이 Python 코드에서 Pandas DataFrame은 단어 참조 배열을 제공하고 열 레코드를 결정하여 pandas 라이브러리를 활용하여 개발되었습니다. 이 주기는 간결성을 위해 'pd'라는 잘못된 이름으로 할당된 pandas 라이브러리를 가져오는 것으로 시작됩니다. 따라서 정보라는 이름의 단어 참조가 특징적으로 설명됩니다. 여기서 모든 단어 참조는 DataFrame의 한 줄을 지정합니다. 이러한 단어 참조 안의 키는 세그먼트 이름을 의미하고 관련 값은 중요한 정보를 나타냅니다.

dframe으로 표시된 DataFrame은 pd.DataFrame() 생성자를 활용하여 생성되며, 제공된 정보를 통합하고 행 레코드를 '첫 번째' 및 '두 번째'로 명시적으로 설정합니다. 후속 DataFrame은 'x', 'y' 및 'z'라는 섹션이 있는 균일한 디자인을 표시합니다. 누락된 품질은 'NaN'으로 표시됩니다.
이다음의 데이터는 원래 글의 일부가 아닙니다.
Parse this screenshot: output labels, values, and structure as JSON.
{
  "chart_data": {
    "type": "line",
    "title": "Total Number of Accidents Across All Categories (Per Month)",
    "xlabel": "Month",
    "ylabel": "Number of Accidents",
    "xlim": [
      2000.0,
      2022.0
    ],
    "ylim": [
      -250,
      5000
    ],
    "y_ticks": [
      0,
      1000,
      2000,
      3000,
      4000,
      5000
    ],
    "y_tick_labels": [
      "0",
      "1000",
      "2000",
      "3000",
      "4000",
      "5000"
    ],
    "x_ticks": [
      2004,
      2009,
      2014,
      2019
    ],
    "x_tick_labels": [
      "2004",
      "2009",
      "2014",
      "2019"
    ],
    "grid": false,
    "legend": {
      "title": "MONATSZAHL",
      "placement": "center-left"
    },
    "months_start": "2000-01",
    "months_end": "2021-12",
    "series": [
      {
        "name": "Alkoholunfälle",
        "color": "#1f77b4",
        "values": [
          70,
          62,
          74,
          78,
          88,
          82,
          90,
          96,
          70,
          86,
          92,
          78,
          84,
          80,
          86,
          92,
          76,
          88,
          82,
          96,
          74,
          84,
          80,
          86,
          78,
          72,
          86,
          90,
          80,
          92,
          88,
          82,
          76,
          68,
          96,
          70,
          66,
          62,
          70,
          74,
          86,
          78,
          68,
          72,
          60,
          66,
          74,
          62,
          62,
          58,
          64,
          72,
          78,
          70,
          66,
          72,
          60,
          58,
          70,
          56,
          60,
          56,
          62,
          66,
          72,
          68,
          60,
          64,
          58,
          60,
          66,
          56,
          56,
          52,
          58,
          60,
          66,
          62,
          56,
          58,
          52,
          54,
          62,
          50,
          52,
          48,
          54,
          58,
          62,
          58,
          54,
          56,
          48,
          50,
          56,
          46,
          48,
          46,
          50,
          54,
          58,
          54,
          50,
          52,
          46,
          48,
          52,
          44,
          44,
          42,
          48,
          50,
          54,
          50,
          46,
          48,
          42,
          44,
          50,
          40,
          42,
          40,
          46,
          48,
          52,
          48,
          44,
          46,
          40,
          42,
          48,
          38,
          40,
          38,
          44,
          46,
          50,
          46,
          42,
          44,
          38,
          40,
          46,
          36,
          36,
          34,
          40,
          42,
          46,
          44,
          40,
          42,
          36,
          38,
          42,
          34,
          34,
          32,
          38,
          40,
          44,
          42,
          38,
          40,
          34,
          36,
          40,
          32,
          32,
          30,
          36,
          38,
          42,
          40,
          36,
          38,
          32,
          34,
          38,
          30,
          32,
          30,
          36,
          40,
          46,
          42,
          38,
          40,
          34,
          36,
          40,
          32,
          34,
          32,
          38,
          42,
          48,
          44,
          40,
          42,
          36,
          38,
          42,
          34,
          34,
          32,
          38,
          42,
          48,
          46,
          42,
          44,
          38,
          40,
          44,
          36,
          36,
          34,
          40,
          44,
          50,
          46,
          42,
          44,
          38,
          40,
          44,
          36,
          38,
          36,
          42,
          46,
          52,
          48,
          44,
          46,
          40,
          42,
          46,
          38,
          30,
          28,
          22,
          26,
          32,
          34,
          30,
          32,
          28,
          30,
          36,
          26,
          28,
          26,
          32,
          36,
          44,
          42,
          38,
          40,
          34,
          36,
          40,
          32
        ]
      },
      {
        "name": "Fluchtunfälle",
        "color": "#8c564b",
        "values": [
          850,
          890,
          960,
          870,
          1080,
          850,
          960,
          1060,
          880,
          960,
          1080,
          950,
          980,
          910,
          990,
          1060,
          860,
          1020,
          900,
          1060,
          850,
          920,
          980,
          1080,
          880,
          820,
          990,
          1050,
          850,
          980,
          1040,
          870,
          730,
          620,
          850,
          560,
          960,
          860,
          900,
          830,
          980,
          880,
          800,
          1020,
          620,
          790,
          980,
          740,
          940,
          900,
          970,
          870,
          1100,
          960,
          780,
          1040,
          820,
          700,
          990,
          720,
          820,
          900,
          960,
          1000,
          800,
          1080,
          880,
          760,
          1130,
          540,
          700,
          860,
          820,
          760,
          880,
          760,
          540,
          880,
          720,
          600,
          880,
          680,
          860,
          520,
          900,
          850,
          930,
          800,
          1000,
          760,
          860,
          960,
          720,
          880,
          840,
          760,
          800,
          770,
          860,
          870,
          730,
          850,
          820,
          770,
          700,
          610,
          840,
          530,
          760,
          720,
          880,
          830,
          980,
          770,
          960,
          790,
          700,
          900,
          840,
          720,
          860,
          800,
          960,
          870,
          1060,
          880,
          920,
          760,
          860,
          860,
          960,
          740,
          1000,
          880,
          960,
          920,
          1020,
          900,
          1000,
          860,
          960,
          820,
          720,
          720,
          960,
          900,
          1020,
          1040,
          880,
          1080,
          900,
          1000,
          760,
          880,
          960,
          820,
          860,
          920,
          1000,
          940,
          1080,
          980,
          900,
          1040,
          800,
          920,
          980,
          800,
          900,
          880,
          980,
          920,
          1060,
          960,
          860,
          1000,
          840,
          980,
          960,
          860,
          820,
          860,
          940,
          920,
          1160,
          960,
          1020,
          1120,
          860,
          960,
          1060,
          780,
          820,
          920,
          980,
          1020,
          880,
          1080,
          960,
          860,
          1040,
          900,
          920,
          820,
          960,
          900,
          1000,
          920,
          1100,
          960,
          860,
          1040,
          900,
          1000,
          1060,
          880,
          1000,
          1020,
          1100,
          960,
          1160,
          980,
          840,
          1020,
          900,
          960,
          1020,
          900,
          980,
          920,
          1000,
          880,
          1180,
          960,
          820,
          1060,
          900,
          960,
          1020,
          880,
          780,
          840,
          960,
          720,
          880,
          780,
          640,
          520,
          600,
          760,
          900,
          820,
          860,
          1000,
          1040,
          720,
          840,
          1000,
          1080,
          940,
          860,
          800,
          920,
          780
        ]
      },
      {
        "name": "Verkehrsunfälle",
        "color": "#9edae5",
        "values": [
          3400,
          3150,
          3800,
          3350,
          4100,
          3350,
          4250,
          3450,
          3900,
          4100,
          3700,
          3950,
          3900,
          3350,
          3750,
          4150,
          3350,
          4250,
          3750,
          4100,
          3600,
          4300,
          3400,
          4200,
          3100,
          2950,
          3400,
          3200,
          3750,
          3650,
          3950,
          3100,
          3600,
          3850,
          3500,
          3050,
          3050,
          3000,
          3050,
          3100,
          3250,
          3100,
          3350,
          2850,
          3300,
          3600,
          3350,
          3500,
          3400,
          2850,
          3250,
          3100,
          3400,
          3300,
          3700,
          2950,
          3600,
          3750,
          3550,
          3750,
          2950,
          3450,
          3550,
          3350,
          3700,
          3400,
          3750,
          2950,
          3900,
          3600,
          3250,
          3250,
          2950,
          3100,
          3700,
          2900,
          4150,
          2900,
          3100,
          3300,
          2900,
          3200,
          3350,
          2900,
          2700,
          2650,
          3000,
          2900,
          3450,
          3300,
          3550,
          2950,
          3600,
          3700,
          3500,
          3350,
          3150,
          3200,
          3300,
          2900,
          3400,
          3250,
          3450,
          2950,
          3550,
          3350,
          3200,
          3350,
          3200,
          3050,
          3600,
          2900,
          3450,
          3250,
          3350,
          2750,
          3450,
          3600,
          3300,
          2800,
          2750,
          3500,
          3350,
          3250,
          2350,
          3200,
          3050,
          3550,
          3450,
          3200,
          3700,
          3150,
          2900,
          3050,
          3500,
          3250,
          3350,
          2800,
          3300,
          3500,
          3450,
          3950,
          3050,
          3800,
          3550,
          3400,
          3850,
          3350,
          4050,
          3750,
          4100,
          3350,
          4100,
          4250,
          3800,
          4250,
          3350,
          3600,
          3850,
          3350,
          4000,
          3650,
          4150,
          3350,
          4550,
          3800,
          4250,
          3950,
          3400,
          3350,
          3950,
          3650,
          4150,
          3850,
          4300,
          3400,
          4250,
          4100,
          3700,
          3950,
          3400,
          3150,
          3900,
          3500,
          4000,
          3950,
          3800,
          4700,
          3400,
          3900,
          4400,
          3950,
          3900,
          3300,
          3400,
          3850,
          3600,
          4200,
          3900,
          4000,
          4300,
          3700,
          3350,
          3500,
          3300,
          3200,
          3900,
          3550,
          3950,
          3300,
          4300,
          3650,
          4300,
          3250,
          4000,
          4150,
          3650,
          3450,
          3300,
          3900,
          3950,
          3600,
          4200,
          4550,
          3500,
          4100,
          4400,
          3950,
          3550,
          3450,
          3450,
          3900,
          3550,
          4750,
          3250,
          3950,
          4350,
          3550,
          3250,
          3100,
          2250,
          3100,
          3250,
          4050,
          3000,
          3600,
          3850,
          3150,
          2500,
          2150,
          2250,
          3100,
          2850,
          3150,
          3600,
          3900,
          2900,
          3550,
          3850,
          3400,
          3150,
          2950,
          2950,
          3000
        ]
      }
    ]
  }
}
방법 - 6: zip() 함수를 사용하여 데이터프레임 생성

zip() 함수는 두 목록을 병합하는 데 사용됩니다. 다음 예를 이해해 봅시다.

예 -

 # The example is to create # pandas dataframe from lists using zip. import pandas as pd # Here, we are importing the pandas library as pd # List1 Name = [&apos;tom&apos;, &apos;krish&apos;, &apos;arun&apos;, &apos;juli&apos;] # List2 Marks = [95, 63, 54, 47] # two lists. # and merge them by using zip(). list_tuples = list(zip(Name, Marks)) # Assign data to tuples. print(list_tuples) # Converting lists of tuples into # pandas Dataframe. dframe = pd.DataFrame(list_tuples, columns=[&apos;Name&apos;, &apos;Marks&apos;]) # Print data. print(dframe)

산출:

 [(&apos;john&apos;, 95), (&apos;krish&apos;, 63), (&apos;arun&apos;, 54), (&apos;juli&apos;, 47)] Name Marks 0 john 95 1 krish 63 2 arun 54 3 juli 47

설명:

이 Python 코드는 pandas 라이브러리와 압축 기능을 활용하여 두 레코드, 특히 'Name'과 'Stamps'에서 Pandas DataFrame을 생성하는 방법을 보여줍니다. pandas 라이브러리를 가져온 후 '이름' 및 '검사' 레코드가 특성화되어 DataFrame의 이상적인 섹션을 처리합니다. zip 기능은 이러한 요약의 구성 요소를 비교하여 튜플로 결합하고 list_tuples라는 또 다른 요약을 구성하는 데 사용됩니다.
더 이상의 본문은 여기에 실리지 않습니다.